The Prime Minister has been facing criticism for not involving Parliament in the decision for the UK to join the USA and France in air attacks on Syria, following President Assad’s alleged illegal use of chemical warfare on his own people as the vicious civil war rages on.
But she found herself caught between a rock and a hard place. On the face of it, it seems that to bypass Parliament in reaching such a momentous decision was at odds with all the tenets of democracy. But what was she to do? The operation needed to be carried out quickly, to ensure the Syrian regime had as little time as possible to prepare to combat this onslaught from the West. The delay that would have occurred if Parliamentary approval had to be sought could have endangered the whole operation, and also, if Parliament had said no, it would have given Russia an opportunity to claim a split in the West on this issue. Parliament was still in the Easter recess, so a reassembly would have delayed matters even further.
Worse still, the vote could easily have been lost. And that could have further weakened Mrs May’s dwindling authority as Tory leader.

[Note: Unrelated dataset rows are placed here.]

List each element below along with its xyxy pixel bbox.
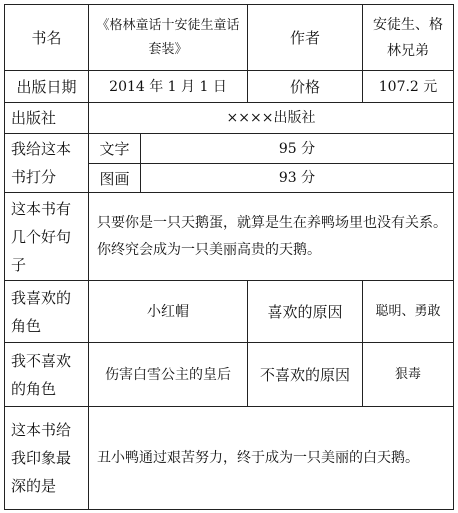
liked-character: 小红帽 (89, 281, 248, 343)
impression-value: 丑小鸭通过艰苦努力，终于成为一只美丽的白天鹅。 (89, 407, 454, 510)
sentences-value: 只要你是一只天鹅蛋，就算是生在养鸭场里也没有关系。你终究会成为一只美丽高贵的天鹅。 (89, 193, 454, 281)
row-score-text (5, 134, 454, 164)
date-label: 出版日期 (5, 71, 89, 103)
liked-reason: 聪明、勇敢 (363, 281, 454, 343)
disliked-label: 我不喜欢的角色 (5, 343, 89, 407)
author-value: 安徒生、格林兄弟 (363, 5, 454, 71)
impression-label: 这本书给我印象最深的是 (5, 407, 89, 510)
row-date-price (5, 71, 454, 103)
publisher-value: ××××出版社 (89, 103, 454, 134)
disliked-character: 伤害白雪公主的皇后 (89, 343, 248, 407)
row-impression (5, 407, 454, 510)
score-picture-value: 93 分 (141, 164, 454, 193)
book-info-table (4, 4, 454, 510)
liked-reason-label: 喜欢的原因 (248, 281, 363, 343)
row-liked (5, 281, 454, 343)
row-sentences (5, 193, 454, 281)
score-label: 我给这本书打分 (5, 134, 89, 193)
row-title-author (5, 5, 454, 71)
price-value: 107.2 元 (363, 71, 454, 103)
score-text-value: 95 分 (141, 134, 454, 164)
row-publisher (5, 103, 454, 134)
row-disliked (5, 343, 454, 407)
score-picture-label: 图画 (89, 164, 141, 193)
author-label: 作者 (248, 5, 363, 71)
disliked-reason-label: 不喜欢的原因 (248, 343, 363, 407)
price-label: 价格 (248, 71, 363, 103)
title-value: 《格林童话十安徒生童话套装》 (89, 5, 248, 71)
score-text-label: 文字 (89, 134, 141, 164)
date-value: 2014 年 1 月 1 日 (89, 71, 248, 103)
disliked-reason: 狠毒 (363, 343, 454, 407)
sentences-label: 这本书有几个好句子 (5, 193, 89, 281)
publisher-label: 出版社 (5, 103, 89, 134)
title-label: 书名 (5, 5, 89, 71)
liked-label: 我喜欢的角色 (5, 281, 89, 343)
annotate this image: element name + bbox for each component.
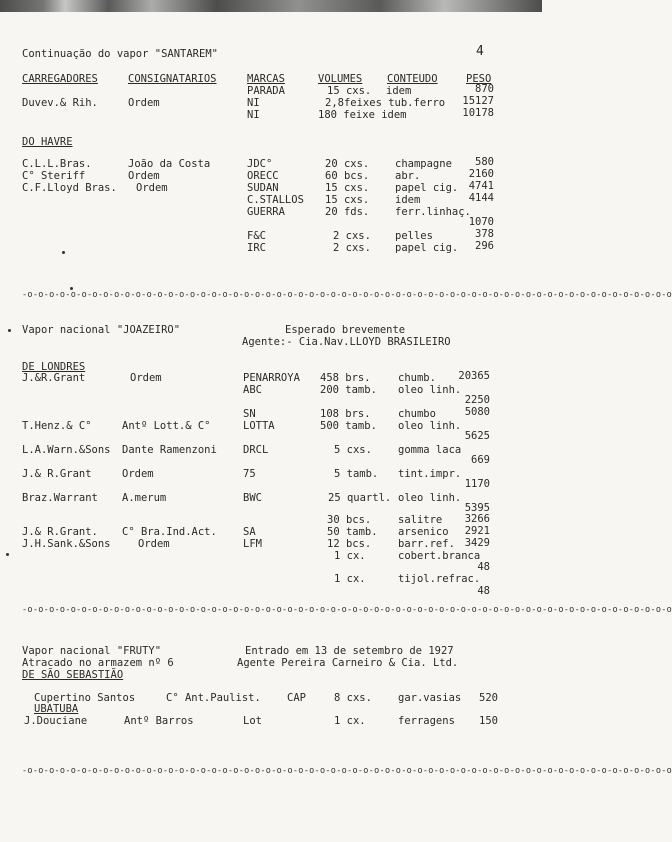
peso-cell: 2921 (464, 525, 490, 537)
page-title: Continuação do vapor "SANTAREM" (22, 48, 218, 60)
marca-cell: JDC° (247, 158, 273, 170)
vessel-arrival: Entrado em 13 de setembro de 1927 (245, 645, 454, 657)
conteudo-cell: pelles (395, 230, 433, 242)
conteudo-cell: idem (395, 194, 421, 206)
marca-cell: NI (247, 97, 260, 109)
column-header-marcas: MARCAS (247, 73, 285, 85)
consignatario-cell: Ordem (130, 372, 162, 384)
peso-cell: 48 (477, 585, 490, 597)
marca-cell: SN (243, 408, 256, 420)
carregador-cell: C.L.L.Bras. (22, 158, 92, 170)
carregador-cell: Duvev.& Rih. (22, 97, 98, 109)
peso-cell: 520 (479, 692, 498, 704)
ink-dot (62, 251, 65, 254)
conteudo-cell: barr.ref. (398, 538, 455, 550)
conteudo-cell: champagne (395, 158, 452, 170)
column-header-volumes: VOLUMES (318, 73, 363, 85)
peso-cell: 10178 (462, 107, 494, 119)
consignatario-cell: João da Costa (128, 158, 211, 170)
carregador-cell: L.A.Warn.&Sons (22, 444, 111, 456)
marca-cell: Lot (243, 715, 262, 727)
marca-cell: BWC (243, 492, 262, 504)
volume-cell: 5 cxs. (334, 444, 372, 456)
marca-cell: GUERRA (247, 206, 285, 218)
peso-cell: 378 (475, 228, 494, 240)
marca-cell: PARADA (247, 85, 285, 97)
vessel-agent: Agente Pereira Carneiro & Cia. Ltd. (237, 657, 459, 669)
volume-cell: 108 brs. (320, 408, 371, 420)
peso-cell: 150 (479, 715, 498, 727)
peso-cell: 1170 (464, 478, 490, 490)
consignatario-cell: Ordem (128, 170, 160, 182)
conteudo-cell: gar.vasias (398, 692, 462, 704)
peso-cell: 296 (475, 240, 494, 252)
volume-cell: 1 cx. (334, 550, 366, 562)
marca-cell: CAP (287, 692, 306, 704)
vessel-agent: Agente:- Cia.Nav.LLOYD BRASILEIRO (242, 336, 451, 348)
conteudo-cell: oleo linh. (398, 384, 462, 396)
conteudo-cell: arsenico (398, 526, 449, 538)
volume-cell: 30 bcs. (327, 514, 372, 526)
marca-cell: C.STALLOS (247, 194, 304, 206)
conteudo-cell: abr. (395, 170, 421, 182)
column-header-peso: PESO (466, 73, 492, 85)
volume-cell: 12 bcs. (327, 538, 372, 550)
consignatario-cell: Antº Barros (124, 715, 194, 727)
peso-cell: 580 (475, 156, 494, 168)
peso-cell: 15127 (462, 95, 494, 107)
volume-cell: 2 cxs. (333, 230, 371, 242)
marca-cell: NI (247, 109, 260, 121)
vessel-title: Vapor nacional "FRUTY" (22, 645, 162, 657)
volume-cell: 60 bcs. (325, 170, 370, 182)
conteudo-cell: chumb. (398, 372, 436, 384)
column-header-carregadores: CARREGADORES (22, 73, 98, 85)
section-heading: DO HAVRE (22, 136, 73, 148)
conteudo-cell: oleo linh. (398, 420, 462, 432)
carregador-cell: J.& R.Grant. (22, 526, 98, 538)
peso-cell: 2250 (464, 394, 490, 406)
volume-cell: 2 cxs. (333, 242, 371, 254)
peso-cell: 3429 (464, 537, 490, 549)
volume-cell: 1 cx. (334, 573, 366, 585)
volume-cell: 500 tamb. (320, 420, 377, 432)
volume-cell: 15 cxs. (325, 182, 370, 194)
carregador-cell: T.Henz.& C° (22, 420, 92, 432)
volume-cell: 15 cxs. (327, 85, 372, 97)
vessel-title: Vapor nacional "JOAZEIRO" (22, 324, 181, 336)
peso-cell: 48 (477, 561, 490, 573)
marca-cell: LFM (243, 538, 262, 550)
section-heading: DE SÃO SEBASTIÃO (22, 669, 124, 681)
conteudo-cell: tint.impr. (398, 468, 462, 480)
section-heading: DE LONDRES (22, 361, 86, 373)
carregador-cell: Cupertino Santos (34, 692, 136, 704)
carregador-cell: J.Douciane (24, 715, 88, 727)
marca-cell: IRC (247, 242, 266, 254)
peso-cell: 3266 (464, 513, 490, 525)
vessel-berth: Atracado no armazem nº 6 (22, 657, 174, 669)
volume-cell: 20 fds. (325, 206, 370, 218)
conteudo-cell: ferragens (398, 715, 455, 727)
consignatario-cell: A.merum (122, 492, 167, 504)
consignatario-cell: Ordem (138, 538, 170, 550)
section-divider: -o-o-o-o-o-o-o-o-o-o-o-o-o-o-o-o-o-o-o-o-o-o-o-o-o-o-o-o-o-o-o-o-o-o-o-o-o-o-o-o-o-o-o-o-o-o-o-o-o-o-o-o-o-o-o-o-o-o-o-o (22, 766, 672, 776)
marca-cell: LOTTA (243, 420, 275, 432)
volume-cell: 458 brs. (320, 372, 371, 384)
marca-cell: ABC (243, 384, 262, 396)
column-header-conteudo: CONTEUDO (387, 73, 438, 85)
marca-cell: SA (243, 526, 256, 538)
vessel-status: Esperado brevemente (285, 324, 406, 336)
conteudo-cell: tijol.refrac. (398, 573, 481, 585)
peso-cell: 5080 (464, 406, 490, 418)
carregador-cell: C° Steriff (22, 170, 86, 182)
ink-dot (6, 553, 9, 556)
conteudo-cell: idem (386, 85, 412, 97)
column-header-consignatarios: CONSIGNATARIOS (128, 73, 217, 85)
volume-cell: 50 tamb. (327, 526, 378, 538)
marca-cell: F&C (247, 230, 266, 242)
consignatario-cell: C° Bra.Ind.Act. (122, 526, 217, 538)
section-divider: -o-o-o-o-o-o-o-o-o-o-o-o-o-o-o-o-o-o-o-o-o-o-o-o-o-o-o-o-o-o-o-o-o-o-o-o-o-o-o-o-o-o-o-o-o-o-o-o-o-o-o-o-o-o-o-o-o-o-o-o (22, 605, 672, 615)
scan-edge-band (0, 0, 542, 12)
conteudo-cell: papel cig. (395, 242, 459, 254)
volume-cell: 20 cxs. (325, 158, 370, 170)
volume-cell: 25 quartl. (328, 492, 392, 504)
volume-cell: 5 tamb. (334, 468, 379, 480)
consignatario-cell: Ordem (136, 182, 168, 194)
consignatario-cell: Ordem (128, 97, 160, 109)
marca-cell: SUDAN (247, 182, 279, 194)
marca-cell: ORECC (247, 170, 279, 182)
conteudo-cell: cobert.branca (398, 550, 481, 562)
carregador-cell: J.&R.Grant (22, 372, 86, 384)
carregador-cell: C.F.Lloyd Bras. (22, 182, 117, 194)
conteudo-cell: oleo linh. (398, 492, 462, 504)
peso-cell: 20365 (458, 370, 490, 382)
peso-cell: 4741 (468, 180, 494, 192)
conteudo-cell: gomma laca (398, 444, 462, 456)
conteudo-cell: ferr.linhaç. (395, 206, 471, 218)
carregador-cell: J.& R.Grant (22, 468, 92, 480)
marca-cell: 75 (243, 468, 256, 480)
section-heading: UBATUBA (34, 703, 79, 715)
conteudo-cell: salitre (398, 514, 443, 526)
volume-cell: 180 feixe idem (318, 109, 407, 121)
carregador-cell: J.H.Sank.&Sons (22, 538, 111, 550)
marca-cell: PENARROYA (243, 372, 300, 384)
volume-cell: 1 cx. (334, 715, 366, 727)
consignatario-cell: Antº Lott.& C° (122, 420, 211, 432)
consignatario-cell: Ordem (122, 468, 154, 480)
marca-cell: DRCL (243, 444, 269, 456)
peso-cell: 870 (475, 83, 494, 95)
peso-cell: 1070 (468, 216, 494, 228)
peso-cell: 5395 (464, 502, 490, 514)
peso-cell: 2160 (468, 168, 494, 180)
carregador-cell: Braz.Warrant (22, 492, 98, 504)
ink-dot (8, 329, 11, 332)
page-number: 4 (476, 44, 484, 59)
peso-cell: 5625 (464, 430, 490, 442)
peso-cell: 4144 (468, 192, 494, 204)
consignatario-cell: C° Ant.Paulist. (166, 692, 261, 704)
peso-cell: 669 (471, 454, 490, 466)
conteudo-cell: papel cig. (395, 182, 459, 194)
volume-cell: 2,8feixes tub.ferro (325, 97, 446, 109)
volume-cell: 8 cxs. (334, 692, 372, 704)
volume-cell: 15 cxs. (325, 194, 370, 206)
conteudo-cell: chumbo (398, 408, 436, 420)
volume-cell: 200 tamb. (320, 384, 377, 396)
consignatario-cell: Dante Ramenzoni (122, 444, 217, 456)
section-divider: -o-o-o-o-o-o-o-o-o-o-o-o-o-o-o-o-o-o-o-o-o-o-o-o-o-o-o-o-o-o-o-o-o-o-o-o-o-o-o-o-o-o-o-o-o-o-o-o-o-o-o-o-o-o-o-o-o-o-o-o (22, 290, 672, 300)
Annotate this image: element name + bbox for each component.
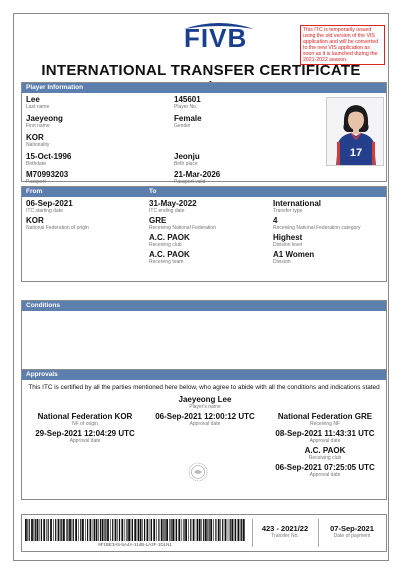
receiving-nf-approval — [266, 412, 384, 427]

So it seemed the right thing to go ahead as she did, to ensure President
Assad was aware of the detestation in the West about his alleged illegal activities. The Prime Minister has struck the right note by saying this is not about regime change or interfering in a foreign civil war. It was simply a warning to Assad that he had better not do it again – or else.
- The dire financial straits in which the National Health Service finds itself can only be worsened by the failure of foreigners who have received treatment to pay for it. The NHS is owed £150m by tourists, who have not paid a penny towards the service. Perhaps some arrangements could be made to stop backsliders from leaving the country until they have paid up. It is wrong that the NHS should have to act as debt collectors, so a way must be found to ensure that those selfish people should somehow be compelled to pay up for a service to which they have not contributed even a brass farthing.